- Born: 1910 Newark, New Jersey
- Died: October 2, 2003 (aged 92–93)
- Occupation: Homeopathic physician

= Evarts G. Loomis =

American homeopathic physician (1910–2003)

Evarts Greene Loomis (1910–2003) was an American homeopathic physician, naturopath, surgeon and author who was regarded as a pioneer of holistic medicine. He was the founder of Meadowlark Holistic Health Retreat.

==Biography==

Loomis was educated at Haverford College and Cornell Medical School. He was a Quaker. Loomis served as a surgeon during World War II with the United Nations Relief and Rehabilitation Association in Algeria. He was assigned by the Friends' Ambulance Unit in Tenchung, China where he directed a hospital and clinic with an international medical team to treat civilian and military personnel.

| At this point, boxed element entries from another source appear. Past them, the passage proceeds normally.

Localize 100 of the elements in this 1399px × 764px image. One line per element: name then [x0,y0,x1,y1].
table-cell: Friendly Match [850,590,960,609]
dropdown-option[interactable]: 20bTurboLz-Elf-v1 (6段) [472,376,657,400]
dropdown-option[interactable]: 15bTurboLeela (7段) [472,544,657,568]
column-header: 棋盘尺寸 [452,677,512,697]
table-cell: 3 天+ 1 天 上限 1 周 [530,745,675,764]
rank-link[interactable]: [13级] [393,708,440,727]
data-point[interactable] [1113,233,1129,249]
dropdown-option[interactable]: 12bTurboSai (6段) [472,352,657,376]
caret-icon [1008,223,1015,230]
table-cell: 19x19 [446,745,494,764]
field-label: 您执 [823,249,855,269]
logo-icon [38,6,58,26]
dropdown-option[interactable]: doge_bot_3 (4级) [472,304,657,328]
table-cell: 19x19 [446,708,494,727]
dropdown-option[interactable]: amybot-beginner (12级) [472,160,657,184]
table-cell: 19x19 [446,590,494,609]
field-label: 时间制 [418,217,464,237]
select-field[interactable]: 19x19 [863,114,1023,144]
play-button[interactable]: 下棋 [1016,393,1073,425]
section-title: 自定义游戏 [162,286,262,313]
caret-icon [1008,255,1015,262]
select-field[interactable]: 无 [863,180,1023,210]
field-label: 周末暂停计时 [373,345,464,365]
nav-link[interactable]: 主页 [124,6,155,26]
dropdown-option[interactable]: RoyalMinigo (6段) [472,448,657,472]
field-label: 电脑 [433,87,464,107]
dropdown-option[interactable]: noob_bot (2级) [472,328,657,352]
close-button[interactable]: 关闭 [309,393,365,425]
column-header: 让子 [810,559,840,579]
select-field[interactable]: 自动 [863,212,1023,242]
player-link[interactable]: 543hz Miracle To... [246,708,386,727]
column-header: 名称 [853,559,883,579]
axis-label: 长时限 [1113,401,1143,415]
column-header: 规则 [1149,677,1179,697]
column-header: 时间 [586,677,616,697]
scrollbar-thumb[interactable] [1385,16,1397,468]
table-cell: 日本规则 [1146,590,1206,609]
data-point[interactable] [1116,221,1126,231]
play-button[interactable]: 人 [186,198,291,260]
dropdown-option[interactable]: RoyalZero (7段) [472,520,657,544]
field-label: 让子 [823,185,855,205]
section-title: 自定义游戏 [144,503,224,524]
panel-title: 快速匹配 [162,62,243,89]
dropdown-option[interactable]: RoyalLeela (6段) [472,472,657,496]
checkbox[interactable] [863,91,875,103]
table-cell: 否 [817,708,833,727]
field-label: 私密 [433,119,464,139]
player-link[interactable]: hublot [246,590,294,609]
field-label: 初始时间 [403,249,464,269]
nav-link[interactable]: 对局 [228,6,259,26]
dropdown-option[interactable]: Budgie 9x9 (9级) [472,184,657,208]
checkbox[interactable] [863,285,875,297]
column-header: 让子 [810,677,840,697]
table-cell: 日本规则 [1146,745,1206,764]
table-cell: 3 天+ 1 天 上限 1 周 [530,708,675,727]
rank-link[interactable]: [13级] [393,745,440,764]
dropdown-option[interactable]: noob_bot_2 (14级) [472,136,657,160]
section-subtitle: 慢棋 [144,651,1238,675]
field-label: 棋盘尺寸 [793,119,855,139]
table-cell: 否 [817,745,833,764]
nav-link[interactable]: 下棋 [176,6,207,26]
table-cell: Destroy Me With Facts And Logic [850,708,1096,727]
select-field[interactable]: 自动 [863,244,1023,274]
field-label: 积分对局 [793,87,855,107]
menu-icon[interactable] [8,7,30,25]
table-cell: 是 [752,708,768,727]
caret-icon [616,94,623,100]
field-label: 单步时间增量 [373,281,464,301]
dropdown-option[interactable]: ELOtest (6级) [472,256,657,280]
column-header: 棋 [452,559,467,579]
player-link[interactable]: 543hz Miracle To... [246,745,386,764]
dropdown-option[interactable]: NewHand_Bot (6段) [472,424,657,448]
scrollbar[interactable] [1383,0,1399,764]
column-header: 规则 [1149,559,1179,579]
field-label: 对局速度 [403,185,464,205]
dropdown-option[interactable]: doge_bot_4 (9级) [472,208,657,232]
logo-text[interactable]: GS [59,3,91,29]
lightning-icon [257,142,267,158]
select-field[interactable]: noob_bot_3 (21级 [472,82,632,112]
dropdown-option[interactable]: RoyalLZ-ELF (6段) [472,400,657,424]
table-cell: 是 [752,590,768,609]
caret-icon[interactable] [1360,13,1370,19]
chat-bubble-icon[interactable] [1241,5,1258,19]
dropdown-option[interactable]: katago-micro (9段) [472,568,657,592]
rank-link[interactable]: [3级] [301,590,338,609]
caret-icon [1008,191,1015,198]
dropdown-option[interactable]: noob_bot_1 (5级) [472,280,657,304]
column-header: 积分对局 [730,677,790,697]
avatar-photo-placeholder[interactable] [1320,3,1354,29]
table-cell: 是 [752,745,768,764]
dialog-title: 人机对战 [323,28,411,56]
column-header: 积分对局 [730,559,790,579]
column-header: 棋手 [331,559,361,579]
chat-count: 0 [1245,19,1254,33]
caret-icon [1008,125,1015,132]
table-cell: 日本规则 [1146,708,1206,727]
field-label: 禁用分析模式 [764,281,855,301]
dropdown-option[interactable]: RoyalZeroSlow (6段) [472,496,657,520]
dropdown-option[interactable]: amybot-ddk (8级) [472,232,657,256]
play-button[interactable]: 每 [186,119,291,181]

After the war, Loomis studied alternative medicine remedies and metaphysical New Thought. His mother Amy Brown Loomis (died February 26, 1980) was a spiritualist medium who claimed to have communicated with Jesus Christ.

Loomis died on October 2, 2003.

==Meadowlark==

Loomis founded Meadowlark at a property once owned by Louis B. Mayer in Hemet, California. In 1958, it became a holistic medical retreat. Meadowlark hosted conferences and in 1973 a preceptorship program for medical students. He was executive director of Meadowlark and is reported to have treated thousands of guests before retiring in 1991. Loomis advocated juice fasting such as carrot and celery juice for detoxification.

Meadowlark promoted holistic medicine and spiritual healing. The American Holistic Medical Association (AHMA) was formed at their facilities. Gladys McGarey, C. Norman Shealy and William A. McGarey were associated with the AHMA.